Mike and Roxanne travel east travel blog

 

 

 

birthplace


From here we headed back to the RV, hooked up and headed down the road to the next stop, the George Washington Carver birthplace.

This National Historic Site includes a visitor center, part of which is only a little over 3 months old. There is a movie on the life of Carver, exhibits detailed the important events of his life and then there is the new section.

Here are interactive displays on experiments that Carver did. There is a lab where school children can actually work on science projects. There was a group there when we were there.

Another section is a classroom that is set up like a classroom of the 1800's with bench desks, McDuffy Readers and a slate at each seat.

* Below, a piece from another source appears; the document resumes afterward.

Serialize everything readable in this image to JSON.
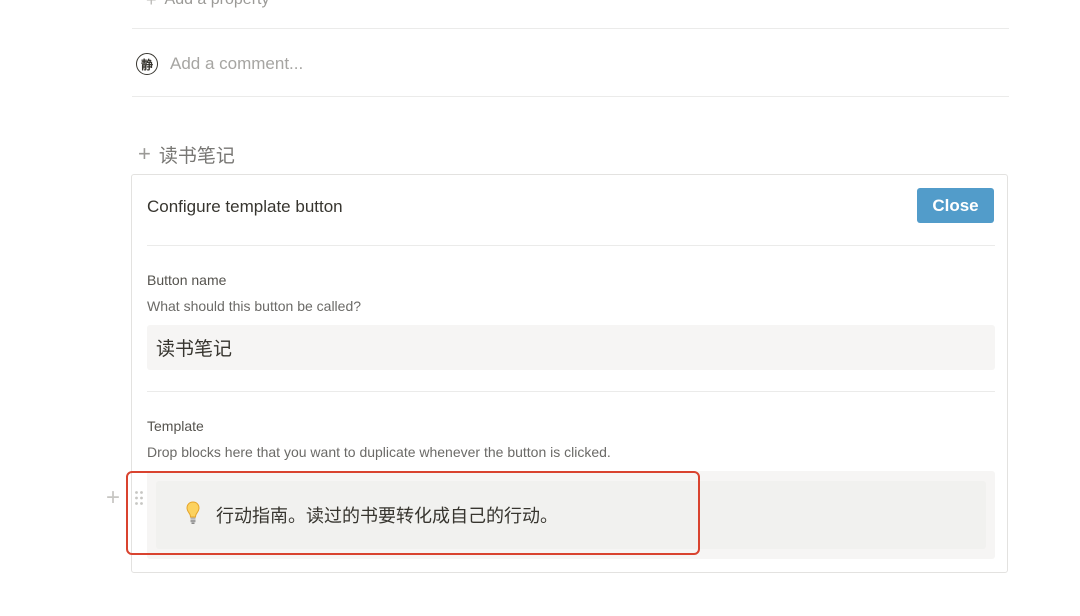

Outside there is a trail that leads past his birth site, the spring and the house of Moses and Sue Carver, George's owners.

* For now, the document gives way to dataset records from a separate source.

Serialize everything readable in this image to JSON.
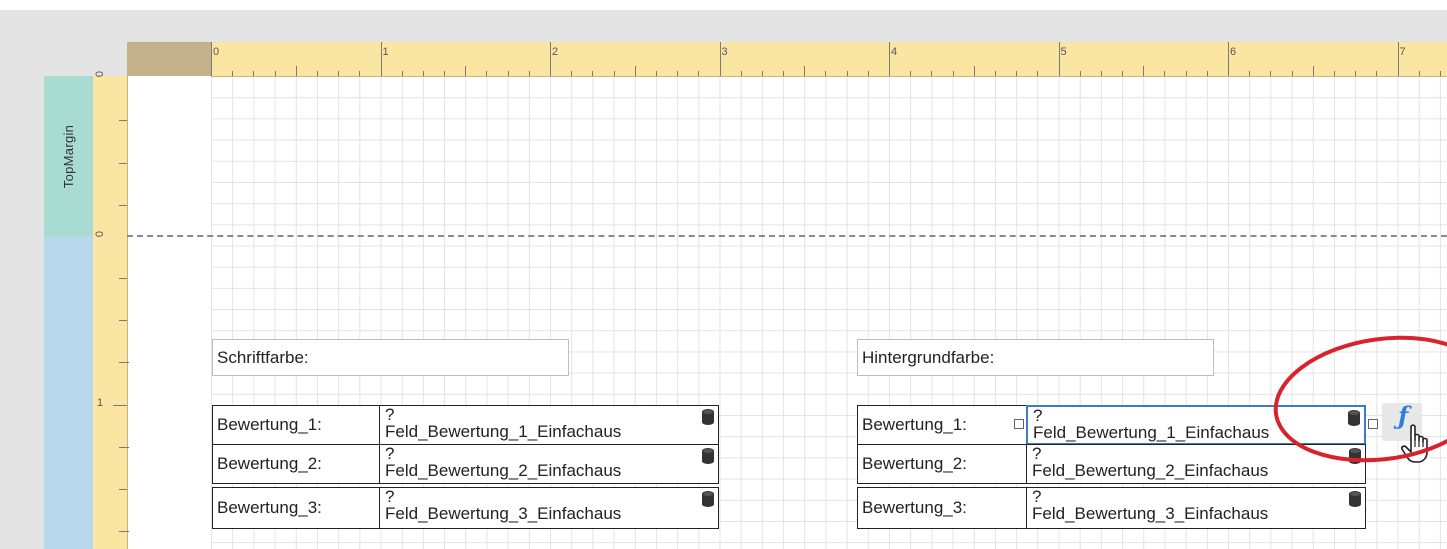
{
  "ruler": {
    "h_numbers": [
      "0",
      "1",
      "2",
      "3",
      "4",
      "5",
      "6",
      "7"
    ],
    "v_numbers_topmargin": [
      "0"
    ],
    "v_numbers_detail": [
      "0",
      "1"
    ]
  },
  "bands": {
    "topmargin": "TopMargin",
    "detail": ""
  },
  "report": {
    "left_header": "Schriftfarbe:",
    "right_header": "Hintergrundfarbe:",
    "rows": [
      {
        "label": "Bewertung_1:",
        "field_q": "?",
        "field_expr": "Feld_Bewertung_1_Einfachaus"
      },
      {
        "label": "Bewertung_2:",
        "field_q": "?",
        "field_expr": "Feld_Bewertung_2_Einfachaus"
      },
      {
        "label": "Bewertung_3:",
        "field_q": "?",
        "field_expr": "Feld_Bewertung_3_Einfachaus"
      }
    ]
  },
  "actions": {
    "fx_label": "ƒ"
  },
  "colors": {
    "accent_blue": "#3a7cc9",
    "annotation_red": "#d8232a",
    "ruler": "#fbe5a3",
    "topmargin_band": "#a8dcd2",
    "detail_band": "#b6d8ea"
  },
  "icons": [
    "database-icon",
    "fx-icon",
    "hand-cursor-icon"
  ]
}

George and his mother had been kidnapped when George was an infant. He was eventually located and returned to the Carver's. His mother was never found.

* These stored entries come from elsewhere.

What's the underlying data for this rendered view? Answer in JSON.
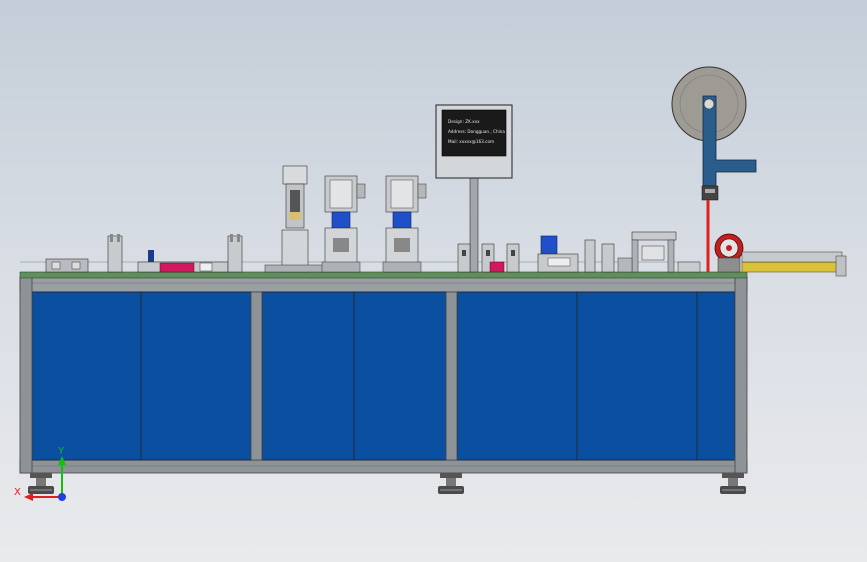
{
  "colors": {
    "background_top": "#c4cdd8",
    "frame_steel": "#8e9397",
    "panel_blue": "#0a4fa0",
    "panel_outline": "#1e2a3a",
    "table_green": "#5f8f5a",
    "accent_magenta": "#d0195e",
    "cylinder_blue": "#2050c8",
    "reel_gray": "#9e9a94",
    "arm_blue": "#2a5d8c",
    "laser_red": "#e02020",
    "conveyor_yellow": "#d9c23a",
    "axis_y": "#10c010",
    "axis_x": "#e02020",
    "axis_z": "#2040e0"
  },
  "hmi_screen": {
    "line1": "Design: ZK.xxx",
    "line2": "Address: Dongguan , China",
    "line3": "Mail: xxxxx@163.com"
  },
  "axis_triad": {
    "y_label": "Y",
    "x_label": "X"
  }
}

George's health was quite frail as a child and he was only given light housekeeping chores. The rest of the time he would spend in the woods examining plants, bugs and other things. This fascination would be with him his entire life.

At the age of 8 he moved to the nearest town to attend a Negro school and was taken in by another couple the Martin's.

George was not afraid of work and often did laundry work or cooked to earn a living.

George felt that his talents were a gift from God and often turned down locative offers for employment. He would send one of his students in his place. He went to work at the Tuskegee Institute and stayed there from 1856 until his death in 1943.